Last updated: March 29, 2021
Place
14 - The Morgue
WAYSIDE LAYOUT: Cream colored, vertically oriented panel with a dark banner running across the top. The banner reads “Golden Gate National Recreation Area” on the left and the National Park Service logo on the right. Main body of the panel is in one column on the left, with text first then an image with text below it. The background and remaining area of the panel is filled with a large image.
TEXT: The Morgue: Death on the Rock. Although death on the island was seldom, both the U.S. military and the Federal Bureau of Prisons had to deal with the inescapable reality of death on Alcatraz.
In 1910, the military constructed the morgue to store the bodies of the deceased. Built at the entrance to a Civil War-era tunnel, the thick, brick-lined walls that once kept gunpowder cool and dry became ideal for holding bodies prior to transport off the island.
DESCRIPTION: View inside the morgue.
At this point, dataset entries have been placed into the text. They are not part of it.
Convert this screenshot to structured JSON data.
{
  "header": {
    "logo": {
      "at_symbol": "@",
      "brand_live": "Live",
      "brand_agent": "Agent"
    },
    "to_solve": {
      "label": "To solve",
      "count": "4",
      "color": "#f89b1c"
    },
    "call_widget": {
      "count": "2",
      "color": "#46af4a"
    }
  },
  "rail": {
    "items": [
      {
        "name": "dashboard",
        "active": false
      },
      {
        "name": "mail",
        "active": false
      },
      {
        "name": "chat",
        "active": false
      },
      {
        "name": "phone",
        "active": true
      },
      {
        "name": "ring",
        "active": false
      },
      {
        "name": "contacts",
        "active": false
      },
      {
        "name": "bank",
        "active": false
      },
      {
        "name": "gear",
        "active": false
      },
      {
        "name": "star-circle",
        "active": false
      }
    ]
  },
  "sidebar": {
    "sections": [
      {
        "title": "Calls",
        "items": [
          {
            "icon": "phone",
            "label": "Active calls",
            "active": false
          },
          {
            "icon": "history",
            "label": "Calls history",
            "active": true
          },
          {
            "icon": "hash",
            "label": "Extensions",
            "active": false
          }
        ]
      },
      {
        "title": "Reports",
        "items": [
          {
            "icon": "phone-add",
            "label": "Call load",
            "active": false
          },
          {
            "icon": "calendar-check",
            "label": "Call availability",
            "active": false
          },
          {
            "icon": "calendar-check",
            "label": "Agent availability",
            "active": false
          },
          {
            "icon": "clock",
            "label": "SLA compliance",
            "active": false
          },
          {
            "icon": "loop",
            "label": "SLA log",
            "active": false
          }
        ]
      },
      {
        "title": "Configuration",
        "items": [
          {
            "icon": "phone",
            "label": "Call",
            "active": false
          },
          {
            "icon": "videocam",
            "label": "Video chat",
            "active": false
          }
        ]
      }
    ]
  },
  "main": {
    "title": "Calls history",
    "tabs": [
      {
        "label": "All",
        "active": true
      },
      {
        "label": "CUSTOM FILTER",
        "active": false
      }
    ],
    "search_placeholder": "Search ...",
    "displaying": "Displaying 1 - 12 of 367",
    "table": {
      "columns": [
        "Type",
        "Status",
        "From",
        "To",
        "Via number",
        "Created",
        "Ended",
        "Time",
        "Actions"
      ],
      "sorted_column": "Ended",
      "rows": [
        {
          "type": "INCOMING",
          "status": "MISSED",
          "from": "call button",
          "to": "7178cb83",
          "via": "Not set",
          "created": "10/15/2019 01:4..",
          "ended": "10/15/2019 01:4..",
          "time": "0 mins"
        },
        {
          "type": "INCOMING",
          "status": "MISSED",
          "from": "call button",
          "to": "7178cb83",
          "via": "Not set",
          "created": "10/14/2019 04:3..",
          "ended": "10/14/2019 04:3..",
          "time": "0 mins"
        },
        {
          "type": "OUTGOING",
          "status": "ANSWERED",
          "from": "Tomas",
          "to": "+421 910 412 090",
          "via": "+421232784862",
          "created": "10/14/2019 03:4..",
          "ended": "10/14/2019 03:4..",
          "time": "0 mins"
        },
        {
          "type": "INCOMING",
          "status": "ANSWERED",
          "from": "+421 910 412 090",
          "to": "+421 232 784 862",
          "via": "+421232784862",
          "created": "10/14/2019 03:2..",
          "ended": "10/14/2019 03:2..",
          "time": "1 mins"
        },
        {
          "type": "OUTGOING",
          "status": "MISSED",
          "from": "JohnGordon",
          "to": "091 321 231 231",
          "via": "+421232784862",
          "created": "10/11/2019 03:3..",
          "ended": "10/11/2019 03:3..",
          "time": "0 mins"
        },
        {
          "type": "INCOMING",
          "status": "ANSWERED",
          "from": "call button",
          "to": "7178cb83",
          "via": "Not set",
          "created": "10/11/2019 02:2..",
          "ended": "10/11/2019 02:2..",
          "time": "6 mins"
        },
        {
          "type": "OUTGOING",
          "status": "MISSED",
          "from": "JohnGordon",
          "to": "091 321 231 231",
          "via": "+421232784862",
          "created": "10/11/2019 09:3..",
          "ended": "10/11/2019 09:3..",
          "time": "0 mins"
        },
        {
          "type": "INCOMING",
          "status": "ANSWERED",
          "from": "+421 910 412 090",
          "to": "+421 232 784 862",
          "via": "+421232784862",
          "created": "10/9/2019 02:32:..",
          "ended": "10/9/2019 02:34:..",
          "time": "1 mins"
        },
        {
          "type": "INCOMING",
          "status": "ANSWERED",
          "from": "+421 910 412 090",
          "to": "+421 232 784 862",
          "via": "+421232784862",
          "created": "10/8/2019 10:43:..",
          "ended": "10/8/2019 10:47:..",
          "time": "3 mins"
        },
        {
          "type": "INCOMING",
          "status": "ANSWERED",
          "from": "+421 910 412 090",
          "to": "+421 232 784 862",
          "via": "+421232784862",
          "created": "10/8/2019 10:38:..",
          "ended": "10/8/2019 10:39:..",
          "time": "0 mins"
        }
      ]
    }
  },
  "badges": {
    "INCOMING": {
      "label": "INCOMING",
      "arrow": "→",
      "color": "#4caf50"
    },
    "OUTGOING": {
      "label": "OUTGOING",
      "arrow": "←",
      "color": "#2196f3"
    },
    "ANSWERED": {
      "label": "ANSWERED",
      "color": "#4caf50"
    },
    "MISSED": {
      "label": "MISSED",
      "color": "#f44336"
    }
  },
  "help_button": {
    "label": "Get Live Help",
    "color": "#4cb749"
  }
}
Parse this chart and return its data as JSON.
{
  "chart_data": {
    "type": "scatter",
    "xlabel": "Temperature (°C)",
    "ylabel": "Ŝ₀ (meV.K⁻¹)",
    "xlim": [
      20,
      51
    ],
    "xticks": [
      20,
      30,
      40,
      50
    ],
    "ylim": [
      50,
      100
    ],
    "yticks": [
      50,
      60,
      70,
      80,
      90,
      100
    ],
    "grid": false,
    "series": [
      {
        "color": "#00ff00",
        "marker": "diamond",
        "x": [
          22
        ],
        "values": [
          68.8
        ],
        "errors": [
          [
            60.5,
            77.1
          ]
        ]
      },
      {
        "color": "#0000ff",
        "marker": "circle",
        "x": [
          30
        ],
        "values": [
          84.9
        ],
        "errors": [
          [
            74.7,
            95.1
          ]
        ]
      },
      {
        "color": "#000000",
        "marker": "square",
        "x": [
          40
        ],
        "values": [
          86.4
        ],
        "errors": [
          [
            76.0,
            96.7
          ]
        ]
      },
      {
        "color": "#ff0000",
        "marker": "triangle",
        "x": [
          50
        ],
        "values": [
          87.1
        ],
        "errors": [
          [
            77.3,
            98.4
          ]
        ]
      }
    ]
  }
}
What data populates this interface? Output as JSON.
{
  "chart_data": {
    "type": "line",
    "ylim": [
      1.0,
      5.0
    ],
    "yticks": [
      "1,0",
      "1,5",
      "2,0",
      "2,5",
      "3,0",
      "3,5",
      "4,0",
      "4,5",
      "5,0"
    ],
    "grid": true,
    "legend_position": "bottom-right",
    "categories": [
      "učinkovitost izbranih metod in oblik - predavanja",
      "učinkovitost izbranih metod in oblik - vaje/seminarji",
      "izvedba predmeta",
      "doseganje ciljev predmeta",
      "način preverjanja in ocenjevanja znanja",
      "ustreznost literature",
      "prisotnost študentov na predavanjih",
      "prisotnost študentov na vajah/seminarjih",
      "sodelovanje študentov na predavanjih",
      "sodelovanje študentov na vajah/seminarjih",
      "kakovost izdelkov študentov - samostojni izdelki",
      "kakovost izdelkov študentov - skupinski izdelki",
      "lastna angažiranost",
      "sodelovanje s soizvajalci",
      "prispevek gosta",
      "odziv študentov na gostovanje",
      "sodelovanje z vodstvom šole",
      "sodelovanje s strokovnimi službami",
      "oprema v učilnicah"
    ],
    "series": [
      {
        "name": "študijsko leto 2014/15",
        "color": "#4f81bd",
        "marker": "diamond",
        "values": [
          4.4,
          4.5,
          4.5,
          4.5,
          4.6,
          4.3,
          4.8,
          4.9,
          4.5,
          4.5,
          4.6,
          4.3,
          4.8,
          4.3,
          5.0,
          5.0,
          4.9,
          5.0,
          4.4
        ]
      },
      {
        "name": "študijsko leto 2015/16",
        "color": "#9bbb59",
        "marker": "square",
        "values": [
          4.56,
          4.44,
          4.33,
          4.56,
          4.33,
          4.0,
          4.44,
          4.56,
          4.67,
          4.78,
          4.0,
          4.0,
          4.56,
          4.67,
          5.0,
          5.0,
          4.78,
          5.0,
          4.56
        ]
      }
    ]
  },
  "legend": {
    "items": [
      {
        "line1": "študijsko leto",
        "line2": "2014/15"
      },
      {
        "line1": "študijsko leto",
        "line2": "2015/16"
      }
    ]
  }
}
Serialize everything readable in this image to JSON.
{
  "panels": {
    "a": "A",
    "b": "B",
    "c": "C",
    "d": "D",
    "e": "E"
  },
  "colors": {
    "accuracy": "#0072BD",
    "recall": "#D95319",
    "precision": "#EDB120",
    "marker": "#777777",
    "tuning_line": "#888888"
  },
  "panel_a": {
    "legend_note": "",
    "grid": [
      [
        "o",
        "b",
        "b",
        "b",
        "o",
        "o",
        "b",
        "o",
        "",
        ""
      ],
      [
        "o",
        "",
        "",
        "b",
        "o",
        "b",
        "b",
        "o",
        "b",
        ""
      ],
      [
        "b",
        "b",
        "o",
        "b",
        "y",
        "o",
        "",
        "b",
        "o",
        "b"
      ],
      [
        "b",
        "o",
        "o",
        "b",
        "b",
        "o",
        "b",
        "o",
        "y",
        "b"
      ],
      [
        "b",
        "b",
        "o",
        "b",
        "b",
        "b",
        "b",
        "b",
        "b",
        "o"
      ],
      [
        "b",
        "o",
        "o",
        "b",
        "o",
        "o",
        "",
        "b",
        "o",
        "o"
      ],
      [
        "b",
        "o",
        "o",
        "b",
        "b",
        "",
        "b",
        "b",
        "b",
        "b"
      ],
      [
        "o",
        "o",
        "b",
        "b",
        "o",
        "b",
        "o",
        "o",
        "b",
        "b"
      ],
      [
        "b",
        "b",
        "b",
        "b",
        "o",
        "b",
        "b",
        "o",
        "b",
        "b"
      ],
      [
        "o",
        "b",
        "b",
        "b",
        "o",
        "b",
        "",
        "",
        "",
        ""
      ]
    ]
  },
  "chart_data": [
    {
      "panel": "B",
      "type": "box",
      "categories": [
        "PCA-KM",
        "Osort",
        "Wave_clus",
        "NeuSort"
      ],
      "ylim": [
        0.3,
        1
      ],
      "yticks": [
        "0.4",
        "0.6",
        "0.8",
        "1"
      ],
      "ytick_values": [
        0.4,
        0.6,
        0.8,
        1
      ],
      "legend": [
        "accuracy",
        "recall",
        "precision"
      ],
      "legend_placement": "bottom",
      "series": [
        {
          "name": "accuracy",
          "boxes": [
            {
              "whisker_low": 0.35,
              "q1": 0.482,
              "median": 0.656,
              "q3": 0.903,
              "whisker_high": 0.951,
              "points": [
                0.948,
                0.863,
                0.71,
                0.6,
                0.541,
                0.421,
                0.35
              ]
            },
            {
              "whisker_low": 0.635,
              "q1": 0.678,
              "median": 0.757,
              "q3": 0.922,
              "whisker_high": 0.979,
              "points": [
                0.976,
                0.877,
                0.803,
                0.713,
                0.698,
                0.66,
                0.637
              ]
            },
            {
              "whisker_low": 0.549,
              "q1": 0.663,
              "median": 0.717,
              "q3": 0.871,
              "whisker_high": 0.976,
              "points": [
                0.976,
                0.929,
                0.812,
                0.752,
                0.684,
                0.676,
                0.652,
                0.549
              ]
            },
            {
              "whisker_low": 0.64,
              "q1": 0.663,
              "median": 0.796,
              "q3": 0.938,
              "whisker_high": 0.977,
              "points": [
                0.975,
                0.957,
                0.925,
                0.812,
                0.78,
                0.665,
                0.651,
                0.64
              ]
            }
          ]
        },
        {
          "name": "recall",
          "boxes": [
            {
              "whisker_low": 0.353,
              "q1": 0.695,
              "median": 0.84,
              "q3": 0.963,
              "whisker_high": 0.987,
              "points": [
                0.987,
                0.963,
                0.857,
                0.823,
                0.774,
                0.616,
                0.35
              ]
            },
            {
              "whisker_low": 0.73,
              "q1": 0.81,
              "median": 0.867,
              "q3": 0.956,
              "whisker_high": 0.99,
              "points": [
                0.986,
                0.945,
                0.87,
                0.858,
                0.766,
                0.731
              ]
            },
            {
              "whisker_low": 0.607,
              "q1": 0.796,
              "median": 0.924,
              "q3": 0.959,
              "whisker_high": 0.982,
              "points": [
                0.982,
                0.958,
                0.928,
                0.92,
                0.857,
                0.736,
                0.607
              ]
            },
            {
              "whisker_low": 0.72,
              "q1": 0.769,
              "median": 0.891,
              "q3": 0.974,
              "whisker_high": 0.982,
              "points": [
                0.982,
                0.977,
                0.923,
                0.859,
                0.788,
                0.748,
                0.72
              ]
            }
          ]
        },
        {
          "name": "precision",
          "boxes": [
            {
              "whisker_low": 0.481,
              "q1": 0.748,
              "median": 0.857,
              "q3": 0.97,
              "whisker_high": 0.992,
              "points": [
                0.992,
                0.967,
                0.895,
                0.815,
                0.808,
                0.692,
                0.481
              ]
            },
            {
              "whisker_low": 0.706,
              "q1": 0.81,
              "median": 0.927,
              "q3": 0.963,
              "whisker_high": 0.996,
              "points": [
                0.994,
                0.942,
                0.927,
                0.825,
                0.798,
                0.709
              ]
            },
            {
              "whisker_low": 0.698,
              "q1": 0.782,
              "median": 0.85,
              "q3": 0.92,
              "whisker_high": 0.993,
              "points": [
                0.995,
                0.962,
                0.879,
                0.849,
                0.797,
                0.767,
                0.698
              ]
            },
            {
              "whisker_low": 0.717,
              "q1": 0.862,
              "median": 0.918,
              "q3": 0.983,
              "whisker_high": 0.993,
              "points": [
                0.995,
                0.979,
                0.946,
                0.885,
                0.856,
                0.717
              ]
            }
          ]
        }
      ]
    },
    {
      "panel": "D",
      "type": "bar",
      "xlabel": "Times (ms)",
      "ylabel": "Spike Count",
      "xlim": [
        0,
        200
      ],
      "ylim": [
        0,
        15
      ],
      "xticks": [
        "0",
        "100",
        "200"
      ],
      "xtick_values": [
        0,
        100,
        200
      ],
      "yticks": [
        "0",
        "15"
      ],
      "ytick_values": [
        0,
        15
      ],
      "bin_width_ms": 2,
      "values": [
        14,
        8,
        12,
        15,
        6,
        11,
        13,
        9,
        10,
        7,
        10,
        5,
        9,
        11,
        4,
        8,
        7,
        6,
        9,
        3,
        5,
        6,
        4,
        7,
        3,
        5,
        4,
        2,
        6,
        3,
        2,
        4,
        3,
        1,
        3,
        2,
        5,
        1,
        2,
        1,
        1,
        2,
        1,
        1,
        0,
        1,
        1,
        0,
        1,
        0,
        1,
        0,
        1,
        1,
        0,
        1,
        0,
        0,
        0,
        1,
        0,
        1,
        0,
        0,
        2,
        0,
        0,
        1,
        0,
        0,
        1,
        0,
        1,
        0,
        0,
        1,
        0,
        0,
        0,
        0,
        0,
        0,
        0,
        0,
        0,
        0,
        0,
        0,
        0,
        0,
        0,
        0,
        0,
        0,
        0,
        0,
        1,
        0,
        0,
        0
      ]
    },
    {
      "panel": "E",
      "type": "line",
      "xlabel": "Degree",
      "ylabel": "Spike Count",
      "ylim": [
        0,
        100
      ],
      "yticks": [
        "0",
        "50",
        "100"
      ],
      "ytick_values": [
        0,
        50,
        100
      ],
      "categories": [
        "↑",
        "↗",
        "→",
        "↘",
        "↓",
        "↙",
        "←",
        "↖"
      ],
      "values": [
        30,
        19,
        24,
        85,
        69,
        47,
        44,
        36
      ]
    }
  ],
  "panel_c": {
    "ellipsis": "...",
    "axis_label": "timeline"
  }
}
There is a long well-worn table centered in the image. The walls behind it are covered in broken plaster and there are two large windows above, one with a big exhaust fan in the left window.
TEXT: Who is buried here? The military called this island “the Rock” for a reason; it is composed entirely of hard graywacke sandstone which does not lend itself to burials. During the military era, soldiers who died here were buried on Angel Island or in the National Cemetery at the Presidio of San Francisco. Later, during the Bureau of Prisons years, deceased inmates were taken to the city morgue in San Francisco. If unclaimed, they were interred in the paupers’ graves in a local cemetery.
BACKGROUND IMAGE: Filling the bottom half background of the panel is a large black and white photograph of the entrance to the Morgue. The entrance has a mission style façade, a door with vertical lines and a window and text above the door that reads, “Morgue 1910.”